In mezzo alla bolgia della battaglia si sollevano le solite perplessità sul valore del sovrannaturale in questa serie. Esiste o non esiste? Le lacrime della statua della Vergine e i lamenti del veggente a Kattegat ci suggeriscono qualcosa, qualcosa che però non viene mai approfondito o confermato. Forse perché la credibilità della serie ne risentirebbe? Può darsi, ma a quel punto perché inserire questi momenti?
Giunge la notizia dell'esistenza di Magnus, il figlio bastardo di Ragnar cresciuto in Wessex, e la conferma della distruzione degli insediamenti vichinghi sul territorio. La rivelazione diventa la chiave della grande conversazione che ci introduce i quattro figli ormai cresciuti e i relativi interpreti. Senza dubbio spiccano Ivarr e i suoi occhi di ghiaccio. L'ambizione e la freddezza che leggiamo nel suo sguardo al di là della sua menomazione lo rendono il perno su cui ruota l'intero conflitto e lo mettono in prima linea tra i protagonisti dei prossimi episodi. Peccato allora per il ritorno di Ragnar.

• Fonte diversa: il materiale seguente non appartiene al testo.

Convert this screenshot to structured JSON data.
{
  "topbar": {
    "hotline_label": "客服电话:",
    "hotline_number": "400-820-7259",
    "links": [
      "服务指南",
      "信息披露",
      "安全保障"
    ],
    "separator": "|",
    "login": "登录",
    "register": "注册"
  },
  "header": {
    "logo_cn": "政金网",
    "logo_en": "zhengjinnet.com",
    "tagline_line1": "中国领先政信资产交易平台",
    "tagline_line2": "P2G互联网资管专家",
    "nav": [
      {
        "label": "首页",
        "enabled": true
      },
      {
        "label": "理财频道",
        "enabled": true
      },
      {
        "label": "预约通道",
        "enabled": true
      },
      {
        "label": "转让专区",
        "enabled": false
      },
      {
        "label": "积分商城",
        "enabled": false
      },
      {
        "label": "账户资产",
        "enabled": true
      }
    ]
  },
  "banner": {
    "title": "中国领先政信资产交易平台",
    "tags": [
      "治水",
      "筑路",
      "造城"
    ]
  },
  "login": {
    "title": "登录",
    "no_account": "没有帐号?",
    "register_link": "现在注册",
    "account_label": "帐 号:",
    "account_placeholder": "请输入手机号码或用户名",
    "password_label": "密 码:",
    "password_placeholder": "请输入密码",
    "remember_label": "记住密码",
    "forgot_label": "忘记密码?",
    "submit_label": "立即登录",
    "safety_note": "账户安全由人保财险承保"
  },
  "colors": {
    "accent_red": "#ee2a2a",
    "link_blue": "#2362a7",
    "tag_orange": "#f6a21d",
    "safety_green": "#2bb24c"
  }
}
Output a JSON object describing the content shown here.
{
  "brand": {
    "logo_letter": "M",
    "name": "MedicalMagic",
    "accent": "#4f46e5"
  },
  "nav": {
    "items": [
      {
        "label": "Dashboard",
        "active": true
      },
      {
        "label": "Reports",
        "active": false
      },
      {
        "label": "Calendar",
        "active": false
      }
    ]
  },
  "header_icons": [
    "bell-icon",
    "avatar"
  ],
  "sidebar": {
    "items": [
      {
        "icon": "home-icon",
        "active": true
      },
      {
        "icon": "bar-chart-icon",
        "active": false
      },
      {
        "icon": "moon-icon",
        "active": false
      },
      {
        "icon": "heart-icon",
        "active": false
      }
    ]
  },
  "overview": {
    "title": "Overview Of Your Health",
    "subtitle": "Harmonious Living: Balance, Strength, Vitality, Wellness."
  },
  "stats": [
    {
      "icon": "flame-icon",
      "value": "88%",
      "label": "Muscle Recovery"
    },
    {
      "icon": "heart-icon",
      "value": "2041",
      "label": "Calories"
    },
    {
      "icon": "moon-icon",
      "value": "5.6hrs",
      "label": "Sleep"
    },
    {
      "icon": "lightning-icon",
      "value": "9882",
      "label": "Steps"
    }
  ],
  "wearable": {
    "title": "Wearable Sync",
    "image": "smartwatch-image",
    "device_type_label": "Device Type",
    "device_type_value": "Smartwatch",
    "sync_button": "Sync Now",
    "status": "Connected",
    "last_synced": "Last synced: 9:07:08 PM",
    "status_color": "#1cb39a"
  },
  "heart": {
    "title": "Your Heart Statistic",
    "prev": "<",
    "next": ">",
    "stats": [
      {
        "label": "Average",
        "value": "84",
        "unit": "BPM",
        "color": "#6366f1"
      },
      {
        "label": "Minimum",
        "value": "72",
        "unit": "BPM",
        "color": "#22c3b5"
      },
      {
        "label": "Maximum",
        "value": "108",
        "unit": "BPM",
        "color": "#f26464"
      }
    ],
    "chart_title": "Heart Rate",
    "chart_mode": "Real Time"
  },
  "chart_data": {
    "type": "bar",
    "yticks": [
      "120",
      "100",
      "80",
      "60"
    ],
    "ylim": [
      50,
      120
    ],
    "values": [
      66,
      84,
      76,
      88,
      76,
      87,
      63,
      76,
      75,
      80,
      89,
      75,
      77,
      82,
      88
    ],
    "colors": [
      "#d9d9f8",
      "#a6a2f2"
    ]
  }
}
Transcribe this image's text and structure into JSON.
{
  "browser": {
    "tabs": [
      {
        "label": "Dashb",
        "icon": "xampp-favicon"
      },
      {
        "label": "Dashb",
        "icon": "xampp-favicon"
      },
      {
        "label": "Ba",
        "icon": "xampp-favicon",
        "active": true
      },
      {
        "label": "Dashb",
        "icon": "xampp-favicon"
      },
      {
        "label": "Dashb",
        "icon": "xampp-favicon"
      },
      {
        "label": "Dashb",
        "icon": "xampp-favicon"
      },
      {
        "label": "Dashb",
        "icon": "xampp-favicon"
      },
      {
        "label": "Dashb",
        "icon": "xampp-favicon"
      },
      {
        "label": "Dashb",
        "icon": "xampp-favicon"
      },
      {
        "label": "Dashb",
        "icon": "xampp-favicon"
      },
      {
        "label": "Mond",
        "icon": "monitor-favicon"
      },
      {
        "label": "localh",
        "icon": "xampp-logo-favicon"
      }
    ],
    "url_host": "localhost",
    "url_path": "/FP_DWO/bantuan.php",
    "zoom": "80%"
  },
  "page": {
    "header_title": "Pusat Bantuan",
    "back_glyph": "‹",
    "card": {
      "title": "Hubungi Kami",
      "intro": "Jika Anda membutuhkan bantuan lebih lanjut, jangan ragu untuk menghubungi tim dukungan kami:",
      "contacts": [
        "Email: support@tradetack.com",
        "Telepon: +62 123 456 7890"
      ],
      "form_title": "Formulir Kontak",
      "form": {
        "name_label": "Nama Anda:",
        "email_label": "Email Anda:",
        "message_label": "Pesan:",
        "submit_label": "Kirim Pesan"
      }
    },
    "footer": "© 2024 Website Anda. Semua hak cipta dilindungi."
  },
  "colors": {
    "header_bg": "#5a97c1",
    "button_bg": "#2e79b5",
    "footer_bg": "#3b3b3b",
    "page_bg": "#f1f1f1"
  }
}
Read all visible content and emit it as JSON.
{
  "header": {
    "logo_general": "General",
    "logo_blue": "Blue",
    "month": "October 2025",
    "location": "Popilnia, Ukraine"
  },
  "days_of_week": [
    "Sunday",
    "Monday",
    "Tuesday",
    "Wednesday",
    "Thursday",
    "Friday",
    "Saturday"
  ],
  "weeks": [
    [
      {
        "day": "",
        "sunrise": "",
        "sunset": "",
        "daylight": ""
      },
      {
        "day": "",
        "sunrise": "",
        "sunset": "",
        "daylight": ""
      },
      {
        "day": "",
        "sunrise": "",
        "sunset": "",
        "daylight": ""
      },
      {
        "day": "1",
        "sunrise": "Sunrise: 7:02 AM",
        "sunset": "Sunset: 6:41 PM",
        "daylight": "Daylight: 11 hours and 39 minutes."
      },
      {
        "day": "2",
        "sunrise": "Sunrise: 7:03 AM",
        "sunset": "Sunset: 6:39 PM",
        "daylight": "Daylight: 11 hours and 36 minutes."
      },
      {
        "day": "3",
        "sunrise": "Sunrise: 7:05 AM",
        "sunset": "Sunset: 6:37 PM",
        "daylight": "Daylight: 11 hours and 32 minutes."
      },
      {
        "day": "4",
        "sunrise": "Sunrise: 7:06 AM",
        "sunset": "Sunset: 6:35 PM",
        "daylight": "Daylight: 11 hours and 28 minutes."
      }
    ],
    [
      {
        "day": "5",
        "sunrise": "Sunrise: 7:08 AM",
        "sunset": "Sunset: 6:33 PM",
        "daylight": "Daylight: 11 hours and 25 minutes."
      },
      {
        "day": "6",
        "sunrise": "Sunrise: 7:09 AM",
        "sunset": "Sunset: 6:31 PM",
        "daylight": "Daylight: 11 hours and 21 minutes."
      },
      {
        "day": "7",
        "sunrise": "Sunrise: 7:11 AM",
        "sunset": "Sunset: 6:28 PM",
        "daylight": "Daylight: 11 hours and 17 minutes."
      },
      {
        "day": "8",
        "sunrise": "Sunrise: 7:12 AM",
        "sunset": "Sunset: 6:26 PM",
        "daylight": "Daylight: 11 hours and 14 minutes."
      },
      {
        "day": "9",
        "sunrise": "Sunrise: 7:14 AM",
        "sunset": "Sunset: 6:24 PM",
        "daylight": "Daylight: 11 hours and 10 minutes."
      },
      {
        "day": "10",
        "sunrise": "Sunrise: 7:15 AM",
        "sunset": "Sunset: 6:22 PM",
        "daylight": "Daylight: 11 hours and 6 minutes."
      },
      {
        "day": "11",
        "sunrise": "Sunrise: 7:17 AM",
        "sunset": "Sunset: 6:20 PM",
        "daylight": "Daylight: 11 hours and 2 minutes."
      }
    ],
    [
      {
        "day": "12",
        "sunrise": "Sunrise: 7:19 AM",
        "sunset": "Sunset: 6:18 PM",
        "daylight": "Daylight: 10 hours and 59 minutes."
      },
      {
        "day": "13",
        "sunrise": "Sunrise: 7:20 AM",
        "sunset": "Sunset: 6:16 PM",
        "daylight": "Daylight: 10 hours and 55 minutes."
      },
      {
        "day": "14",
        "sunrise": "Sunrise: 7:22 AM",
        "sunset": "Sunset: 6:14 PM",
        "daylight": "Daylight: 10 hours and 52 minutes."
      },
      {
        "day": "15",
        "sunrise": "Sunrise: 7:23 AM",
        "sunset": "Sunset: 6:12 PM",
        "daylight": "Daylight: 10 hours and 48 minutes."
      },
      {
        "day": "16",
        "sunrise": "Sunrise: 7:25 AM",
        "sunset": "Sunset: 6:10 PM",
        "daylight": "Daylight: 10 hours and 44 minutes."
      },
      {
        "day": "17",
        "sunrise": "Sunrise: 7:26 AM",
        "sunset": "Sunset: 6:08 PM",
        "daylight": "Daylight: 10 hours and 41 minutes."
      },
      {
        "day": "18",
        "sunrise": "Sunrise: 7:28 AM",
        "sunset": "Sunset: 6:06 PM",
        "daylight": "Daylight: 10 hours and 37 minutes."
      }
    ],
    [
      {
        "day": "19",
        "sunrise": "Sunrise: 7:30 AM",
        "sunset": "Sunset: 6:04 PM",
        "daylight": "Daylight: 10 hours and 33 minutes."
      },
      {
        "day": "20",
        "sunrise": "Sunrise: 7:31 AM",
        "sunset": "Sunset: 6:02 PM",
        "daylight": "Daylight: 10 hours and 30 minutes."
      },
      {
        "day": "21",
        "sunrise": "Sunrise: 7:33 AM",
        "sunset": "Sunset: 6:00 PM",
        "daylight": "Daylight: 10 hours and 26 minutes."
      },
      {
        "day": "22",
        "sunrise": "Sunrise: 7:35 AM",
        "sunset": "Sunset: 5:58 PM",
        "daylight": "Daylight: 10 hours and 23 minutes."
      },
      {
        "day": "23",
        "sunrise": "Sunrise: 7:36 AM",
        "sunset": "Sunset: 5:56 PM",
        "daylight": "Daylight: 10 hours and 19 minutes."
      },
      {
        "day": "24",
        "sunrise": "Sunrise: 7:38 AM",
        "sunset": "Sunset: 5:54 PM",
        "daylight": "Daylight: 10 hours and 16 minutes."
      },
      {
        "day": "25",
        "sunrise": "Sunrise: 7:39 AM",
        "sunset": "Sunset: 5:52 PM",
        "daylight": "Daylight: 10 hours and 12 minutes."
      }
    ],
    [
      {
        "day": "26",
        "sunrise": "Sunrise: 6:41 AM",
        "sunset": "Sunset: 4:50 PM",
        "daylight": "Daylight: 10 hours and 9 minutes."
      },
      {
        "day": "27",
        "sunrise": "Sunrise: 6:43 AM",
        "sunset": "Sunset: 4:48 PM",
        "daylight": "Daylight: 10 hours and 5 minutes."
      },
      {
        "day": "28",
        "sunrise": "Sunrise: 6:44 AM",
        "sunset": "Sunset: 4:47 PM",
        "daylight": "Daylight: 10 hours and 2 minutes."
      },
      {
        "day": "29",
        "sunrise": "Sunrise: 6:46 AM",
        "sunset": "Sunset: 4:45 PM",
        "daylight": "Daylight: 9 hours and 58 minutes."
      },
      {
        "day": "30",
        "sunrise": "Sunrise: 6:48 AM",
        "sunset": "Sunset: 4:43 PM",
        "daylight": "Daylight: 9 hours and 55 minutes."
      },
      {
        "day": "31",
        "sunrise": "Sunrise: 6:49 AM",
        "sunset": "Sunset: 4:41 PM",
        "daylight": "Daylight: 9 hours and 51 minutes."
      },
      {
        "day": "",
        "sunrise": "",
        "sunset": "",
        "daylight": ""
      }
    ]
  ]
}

Nemmeno il tempo di stabilire l'allontanamento improvviso e ingiustificato del personaggio, e quindi di assaporare le potenzialità di una serie senza la sua ingombrante presenza, che Vikings fa un passo indietro e si rifiuta di costruire qualcosa senza Travis Fimmel. Che nell'occasione si riscatta con un monologo tra i migliori – se non il migliore – pronunciato dal personaggio nella serie, ma che non ci toglie del tutto l'amaro in bocca. Il ritorno di Ragnar poteva essere un grandioso colpo di scrittura se giocato più avanti. Qui invece la sensazione è che si sia voluto fare troppo tutto in una volta.
Un midseason finale che permette alla serie di chiudere su note molto più alte e ottimiste di quelle che abbiamo ascoltato per dieci episodi. Giunto all'appuntamento più importante Vikings non ha fallito e ha riacceso un interesse che credevamo di aver perduto.